Der Effekt ist keineswegs exotisch, man kann ihn in der eigenen Küche beobachten: Kühlt man Wasser langsam ab, bildet sich am Gefrierpunkt Eis. Aber das nach und nach entstehende Eis wird danach keineswegs kälter als das Wasser: Solange noch flüssiges Wasser vorhanden ist, hat die gesamte Mischung eine Temperatur von null Grad. Erst wenn das gesamte Wasser fest geworden ist, sinkt die Temperatur weiter.
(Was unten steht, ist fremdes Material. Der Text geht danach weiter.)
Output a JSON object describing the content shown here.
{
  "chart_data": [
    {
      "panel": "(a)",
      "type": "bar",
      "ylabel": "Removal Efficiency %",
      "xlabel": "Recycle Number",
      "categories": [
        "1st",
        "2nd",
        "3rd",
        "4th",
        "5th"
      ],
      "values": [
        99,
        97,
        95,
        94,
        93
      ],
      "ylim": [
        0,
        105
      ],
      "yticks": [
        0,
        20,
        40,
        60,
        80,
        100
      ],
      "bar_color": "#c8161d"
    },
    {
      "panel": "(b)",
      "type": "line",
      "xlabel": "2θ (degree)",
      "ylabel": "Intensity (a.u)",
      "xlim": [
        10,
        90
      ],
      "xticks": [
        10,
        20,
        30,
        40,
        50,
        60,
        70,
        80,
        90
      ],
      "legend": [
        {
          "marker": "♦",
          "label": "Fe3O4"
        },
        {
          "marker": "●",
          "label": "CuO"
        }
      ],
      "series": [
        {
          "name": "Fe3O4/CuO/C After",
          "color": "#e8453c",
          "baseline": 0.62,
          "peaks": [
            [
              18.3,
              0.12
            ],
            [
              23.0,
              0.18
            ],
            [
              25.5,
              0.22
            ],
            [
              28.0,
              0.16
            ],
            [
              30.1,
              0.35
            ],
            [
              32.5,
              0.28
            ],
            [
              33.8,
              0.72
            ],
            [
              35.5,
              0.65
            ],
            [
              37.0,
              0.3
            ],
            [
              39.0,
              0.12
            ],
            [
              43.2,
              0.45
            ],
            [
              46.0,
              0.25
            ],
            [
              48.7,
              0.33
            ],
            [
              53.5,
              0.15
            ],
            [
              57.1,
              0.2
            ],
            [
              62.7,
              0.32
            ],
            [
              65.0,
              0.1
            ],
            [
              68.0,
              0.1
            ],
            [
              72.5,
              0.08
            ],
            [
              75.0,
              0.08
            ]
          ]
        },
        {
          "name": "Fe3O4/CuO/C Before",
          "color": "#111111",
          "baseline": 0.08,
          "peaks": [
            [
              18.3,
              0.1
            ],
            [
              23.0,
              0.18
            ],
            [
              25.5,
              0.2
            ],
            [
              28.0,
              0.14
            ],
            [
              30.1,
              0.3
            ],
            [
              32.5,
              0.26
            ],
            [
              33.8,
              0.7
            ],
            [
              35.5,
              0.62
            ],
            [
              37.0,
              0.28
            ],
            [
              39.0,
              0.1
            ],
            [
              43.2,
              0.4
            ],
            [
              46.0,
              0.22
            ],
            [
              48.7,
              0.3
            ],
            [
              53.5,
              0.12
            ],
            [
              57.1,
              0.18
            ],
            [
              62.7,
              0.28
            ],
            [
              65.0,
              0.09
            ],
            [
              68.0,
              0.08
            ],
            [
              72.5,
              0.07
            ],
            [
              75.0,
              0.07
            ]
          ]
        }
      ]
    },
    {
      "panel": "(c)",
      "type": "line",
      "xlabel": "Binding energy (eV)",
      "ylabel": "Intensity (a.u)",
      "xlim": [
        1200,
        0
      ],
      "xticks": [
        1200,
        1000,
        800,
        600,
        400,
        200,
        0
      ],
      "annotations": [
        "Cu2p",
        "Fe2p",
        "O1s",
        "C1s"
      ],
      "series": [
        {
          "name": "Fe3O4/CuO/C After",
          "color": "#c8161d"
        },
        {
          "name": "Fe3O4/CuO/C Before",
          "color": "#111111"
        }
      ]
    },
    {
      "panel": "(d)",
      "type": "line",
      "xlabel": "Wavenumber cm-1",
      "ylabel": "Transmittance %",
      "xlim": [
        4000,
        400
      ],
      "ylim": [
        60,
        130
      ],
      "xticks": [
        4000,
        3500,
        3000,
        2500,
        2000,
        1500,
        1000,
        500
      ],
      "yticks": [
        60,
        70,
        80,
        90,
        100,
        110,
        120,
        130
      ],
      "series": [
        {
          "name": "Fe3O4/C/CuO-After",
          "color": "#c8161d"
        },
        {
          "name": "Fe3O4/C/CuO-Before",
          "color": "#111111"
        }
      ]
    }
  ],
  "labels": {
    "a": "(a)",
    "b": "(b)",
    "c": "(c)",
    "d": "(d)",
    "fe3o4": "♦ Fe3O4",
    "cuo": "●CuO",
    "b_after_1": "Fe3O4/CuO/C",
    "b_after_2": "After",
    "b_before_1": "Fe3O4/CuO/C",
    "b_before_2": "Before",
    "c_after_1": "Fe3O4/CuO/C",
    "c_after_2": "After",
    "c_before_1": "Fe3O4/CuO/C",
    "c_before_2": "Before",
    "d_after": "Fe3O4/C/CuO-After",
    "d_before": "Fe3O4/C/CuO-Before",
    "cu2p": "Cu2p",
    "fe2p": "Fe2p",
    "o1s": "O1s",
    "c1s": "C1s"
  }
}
Unsere Sonne wird eines Tages den Weg des Eiswürfels gehen, legen die Gaia-Daten nahe. Wenn Sterne wie die Sonne ihren Vorrat an Wasserstoff zu Helium fusioniert haben, werden sie zu Roten Riesen: Diese fusionieren Helium zu Sauerstoff und Kohlenstoff, blähen sich durch die höhere Temperatur dramatisch auf und stoßen dabei die äußere Hülle aus Sternmaterie ab. Ihre Masse reicht jedoch nicht aus, um die entstehenden Elemente weiter zu fusionieren. Ist das Helium verbraucht, kommt die Fusion zum Erliegen – ein Weißer Zwerg ist entstanden. Der Klumpen aus Kohlenstoff und Sauerstoff kühlt langsam ab, ohne jemals wieder Energie erzeugen zu können.
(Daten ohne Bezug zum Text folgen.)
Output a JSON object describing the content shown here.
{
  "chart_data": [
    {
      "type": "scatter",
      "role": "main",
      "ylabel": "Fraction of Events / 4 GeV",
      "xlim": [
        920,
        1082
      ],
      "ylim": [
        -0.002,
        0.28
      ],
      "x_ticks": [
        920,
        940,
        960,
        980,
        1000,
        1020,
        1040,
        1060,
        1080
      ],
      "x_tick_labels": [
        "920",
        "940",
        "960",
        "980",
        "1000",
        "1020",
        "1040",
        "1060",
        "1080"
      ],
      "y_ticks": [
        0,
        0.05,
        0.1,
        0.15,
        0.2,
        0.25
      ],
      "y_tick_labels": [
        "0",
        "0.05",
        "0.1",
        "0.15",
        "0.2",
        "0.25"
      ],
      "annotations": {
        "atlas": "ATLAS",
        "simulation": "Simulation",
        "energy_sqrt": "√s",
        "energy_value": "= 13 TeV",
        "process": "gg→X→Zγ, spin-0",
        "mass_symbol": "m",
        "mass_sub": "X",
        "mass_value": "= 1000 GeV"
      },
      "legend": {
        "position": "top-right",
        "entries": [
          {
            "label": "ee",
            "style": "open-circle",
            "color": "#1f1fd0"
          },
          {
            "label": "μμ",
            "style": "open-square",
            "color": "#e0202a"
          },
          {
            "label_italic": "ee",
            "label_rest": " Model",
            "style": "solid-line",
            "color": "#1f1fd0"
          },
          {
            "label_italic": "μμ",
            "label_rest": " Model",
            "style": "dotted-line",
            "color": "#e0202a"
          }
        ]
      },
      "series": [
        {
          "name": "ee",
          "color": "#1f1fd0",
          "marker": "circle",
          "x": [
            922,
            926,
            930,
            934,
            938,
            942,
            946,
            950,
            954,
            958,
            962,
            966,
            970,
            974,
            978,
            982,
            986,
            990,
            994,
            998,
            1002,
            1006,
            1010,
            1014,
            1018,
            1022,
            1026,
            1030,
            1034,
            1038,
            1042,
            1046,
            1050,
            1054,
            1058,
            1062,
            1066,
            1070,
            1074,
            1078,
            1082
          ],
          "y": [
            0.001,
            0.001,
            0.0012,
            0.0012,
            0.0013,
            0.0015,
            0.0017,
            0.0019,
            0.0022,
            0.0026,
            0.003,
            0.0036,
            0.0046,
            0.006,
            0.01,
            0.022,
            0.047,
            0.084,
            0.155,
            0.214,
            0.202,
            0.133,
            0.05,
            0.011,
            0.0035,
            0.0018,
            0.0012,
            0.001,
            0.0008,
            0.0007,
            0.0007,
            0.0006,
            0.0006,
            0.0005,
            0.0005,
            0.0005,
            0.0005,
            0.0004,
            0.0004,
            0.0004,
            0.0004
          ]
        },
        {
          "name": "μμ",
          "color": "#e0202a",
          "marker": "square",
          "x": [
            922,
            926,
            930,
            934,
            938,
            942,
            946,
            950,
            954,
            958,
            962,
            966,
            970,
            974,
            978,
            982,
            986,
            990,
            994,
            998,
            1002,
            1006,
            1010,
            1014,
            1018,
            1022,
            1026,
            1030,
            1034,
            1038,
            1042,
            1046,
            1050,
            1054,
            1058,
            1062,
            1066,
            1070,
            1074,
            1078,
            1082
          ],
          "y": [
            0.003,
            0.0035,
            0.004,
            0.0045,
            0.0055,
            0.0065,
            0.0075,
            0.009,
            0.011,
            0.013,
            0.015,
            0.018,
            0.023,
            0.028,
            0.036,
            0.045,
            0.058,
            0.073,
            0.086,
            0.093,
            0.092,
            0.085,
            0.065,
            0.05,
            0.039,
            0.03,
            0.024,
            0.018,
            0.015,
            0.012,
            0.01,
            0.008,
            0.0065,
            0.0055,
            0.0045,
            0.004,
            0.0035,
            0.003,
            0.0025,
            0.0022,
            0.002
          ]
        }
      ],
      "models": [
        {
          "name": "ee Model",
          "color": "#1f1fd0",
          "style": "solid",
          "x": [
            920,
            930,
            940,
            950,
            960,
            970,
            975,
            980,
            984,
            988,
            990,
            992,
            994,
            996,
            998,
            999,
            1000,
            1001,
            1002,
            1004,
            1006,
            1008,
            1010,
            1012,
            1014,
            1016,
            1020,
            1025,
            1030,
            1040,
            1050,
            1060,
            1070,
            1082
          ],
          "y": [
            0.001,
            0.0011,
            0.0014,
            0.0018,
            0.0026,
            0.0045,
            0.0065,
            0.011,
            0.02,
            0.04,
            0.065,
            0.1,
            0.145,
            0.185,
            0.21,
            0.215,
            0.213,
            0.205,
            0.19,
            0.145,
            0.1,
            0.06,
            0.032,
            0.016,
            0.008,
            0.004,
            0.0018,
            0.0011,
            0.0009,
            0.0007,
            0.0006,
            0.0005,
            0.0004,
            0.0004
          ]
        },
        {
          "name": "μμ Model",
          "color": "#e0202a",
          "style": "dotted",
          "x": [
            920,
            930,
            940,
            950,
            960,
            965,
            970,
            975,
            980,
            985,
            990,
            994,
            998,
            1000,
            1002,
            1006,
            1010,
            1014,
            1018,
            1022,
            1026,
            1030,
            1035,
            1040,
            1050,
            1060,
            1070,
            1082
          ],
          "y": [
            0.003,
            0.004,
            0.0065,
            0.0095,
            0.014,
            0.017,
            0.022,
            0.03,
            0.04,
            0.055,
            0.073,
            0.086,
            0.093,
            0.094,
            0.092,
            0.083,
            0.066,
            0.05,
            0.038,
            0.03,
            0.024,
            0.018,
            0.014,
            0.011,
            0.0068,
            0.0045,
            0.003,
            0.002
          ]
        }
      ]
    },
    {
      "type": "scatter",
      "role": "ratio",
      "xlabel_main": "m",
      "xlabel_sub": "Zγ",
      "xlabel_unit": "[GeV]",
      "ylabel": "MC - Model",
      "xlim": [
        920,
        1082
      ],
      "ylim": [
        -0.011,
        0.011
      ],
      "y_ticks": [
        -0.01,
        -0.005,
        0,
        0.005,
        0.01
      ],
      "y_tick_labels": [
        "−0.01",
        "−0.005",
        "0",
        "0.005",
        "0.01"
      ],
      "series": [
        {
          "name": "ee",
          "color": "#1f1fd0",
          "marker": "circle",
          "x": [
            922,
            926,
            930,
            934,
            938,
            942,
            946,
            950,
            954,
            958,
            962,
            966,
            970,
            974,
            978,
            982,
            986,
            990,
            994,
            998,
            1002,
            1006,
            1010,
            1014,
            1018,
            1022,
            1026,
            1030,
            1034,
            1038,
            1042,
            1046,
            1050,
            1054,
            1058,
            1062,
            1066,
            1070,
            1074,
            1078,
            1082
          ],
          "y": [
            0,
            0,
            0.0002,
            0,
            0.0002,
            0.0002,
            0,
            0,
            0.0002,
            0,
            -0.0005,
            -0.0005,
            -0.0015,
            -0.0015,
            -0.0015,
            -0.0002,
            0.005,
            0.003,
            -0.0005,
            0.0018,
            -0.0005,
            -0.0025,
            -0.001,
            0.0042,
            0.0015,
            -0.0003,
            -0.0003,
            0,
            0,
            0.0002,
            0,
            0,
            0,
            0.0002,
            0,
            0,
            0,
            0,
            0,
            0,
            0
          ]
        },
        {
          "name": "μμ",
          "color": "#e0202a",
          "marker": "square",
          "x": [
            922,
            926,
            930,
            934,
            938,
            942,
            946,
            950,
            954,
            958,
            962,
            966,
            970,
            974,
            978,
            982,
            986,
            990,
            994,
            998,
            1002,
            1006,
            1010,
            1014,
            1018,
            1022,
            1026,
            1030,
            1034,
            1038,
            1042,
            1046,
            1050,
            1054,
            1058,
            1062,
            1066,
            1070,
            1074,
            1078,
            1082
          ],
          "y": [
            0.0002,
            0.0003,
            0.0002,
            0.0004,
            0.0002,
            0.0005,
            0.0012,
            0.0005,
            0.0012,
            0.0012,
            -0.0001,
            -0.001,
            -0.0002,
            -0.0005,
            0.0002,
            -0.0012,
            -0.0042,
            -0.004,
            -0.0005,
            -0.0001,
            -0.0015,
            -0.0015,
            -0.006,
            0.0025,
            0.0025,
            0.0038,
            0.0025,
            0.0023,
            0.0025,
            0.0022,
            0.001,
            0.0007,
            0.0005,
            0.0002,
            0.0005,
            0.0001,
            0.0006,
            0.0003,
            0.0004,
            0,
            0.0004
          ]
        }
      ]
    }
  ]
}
Das Team um Tremblay zeigt nun: Die Abkühlung pausiert für Milliarden Jahre und lässt alte Weiße Zwerge jünger erscheinen, als sie sind. Schuld daran ist ein Phasenübergang, ganz ähnlich wie Wasser. Bereits vor 50 Jahren wurde der nun nachgewiesene Effekt von Hugh M. van Horn im »Astrophysical Journal« vorhergesagt: Wenn die dichte Materie des Weißen Zwergs abkühlt, erreicht sie irgendwann eine Kombination aus Druck und Temperatur, bei der sich die Atome zu einem Kristallgitter zusammenfinden.

Bei diesem Prozess wird Energie frei – jene Energie, die man aufwenden muss, um das Gitter beim Schmelzen wieder aufzubrechen. Das stabilisiert die Temperatur des Sternenrests, denn alle an der Oberfläche verlorene Energie wird von der kristallisierenden Materie im Inneren nachgeliefert. Erst wenn die gesamte Materie kristallisiert ist, kühlt das Objekt weiter ab. Bis unsere Sonne zum Kristall wird, dauert es allerdings noch ein Weilchen: Unser Stern hat noch für etwa fünf Milliarden Jahre Brennstoff, und das Team schätzt, dass sie danach weitere fünf Milliarden Jahre abkühlen muss, damit der Prozess einsetzen kann.